Frame is the study of social interaction among people. The purpose of framing in sociology is to generalize an issue or an opinion in form of pictures or words. The words or pictures are used in order to attract the audience and persuade them to agree with the point of view.
Capitalism is the social system that exists in many countries of the world. In capitalism the means of producing and distributing goods are owned by a minority of people known as the capitalist class. For sociologists, capitalism has been of interest due to its social effects because it has led to inequality, anomie, class struggle and social problems.
There are several main social controversies behind the emergence of the new reproductive technologies. These technologies pose a challenge to the traditional perception of the relationship between sex and procreation. They also affect the structure of linage and kinship networks. Most of these technologies increase the risks of multiple pregnancies, ectopic pregnancies and ovarian hyper stimulation syndrome.
Emile Durkheim, a French sociologist, described the term anomie as a condition of deregulation that used to occur in the society. He meant that rules that controlled how people behaved to each other were breaking down making people’s expectations for each other a mystery.
In political process theory, insurgent consciousness refers to grievances and deprivation ideas. The idea behind this term is that some members of a society feel like they are mistreated and that is not accorded with them.
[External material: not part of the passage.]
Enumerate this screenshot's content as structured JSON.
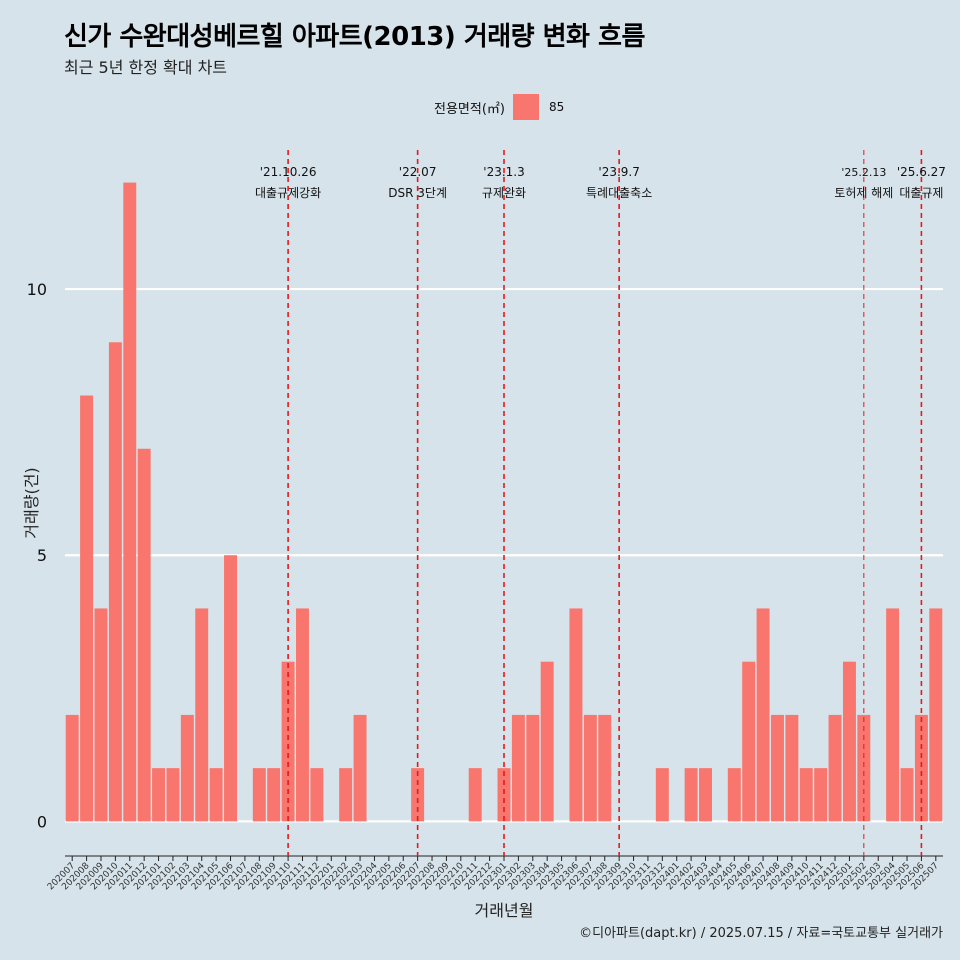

Social network is a theory used in social sciences to study relationship that exist between individuals, groups, societies or even in organizations. The study focuses on the ties, links and the nodes.
The basic nature of collective behavior or group behavior differs depending on intended actions. For mass actions, people tend to behave similarly on a universal scale, e.g. shoppers in different malls. For group action, people’s behavior is usually coordinated with a particular motive.
Hidden curriculum is an expression used to refer to all beliefs, knowledge and values that are part of the learning process but unrecognized. All the unacknowledged and unarticulated things taught to students explain best the term hidden curriculum. This is a vital issue in the sociological study of how leaning institutions generate social inequality.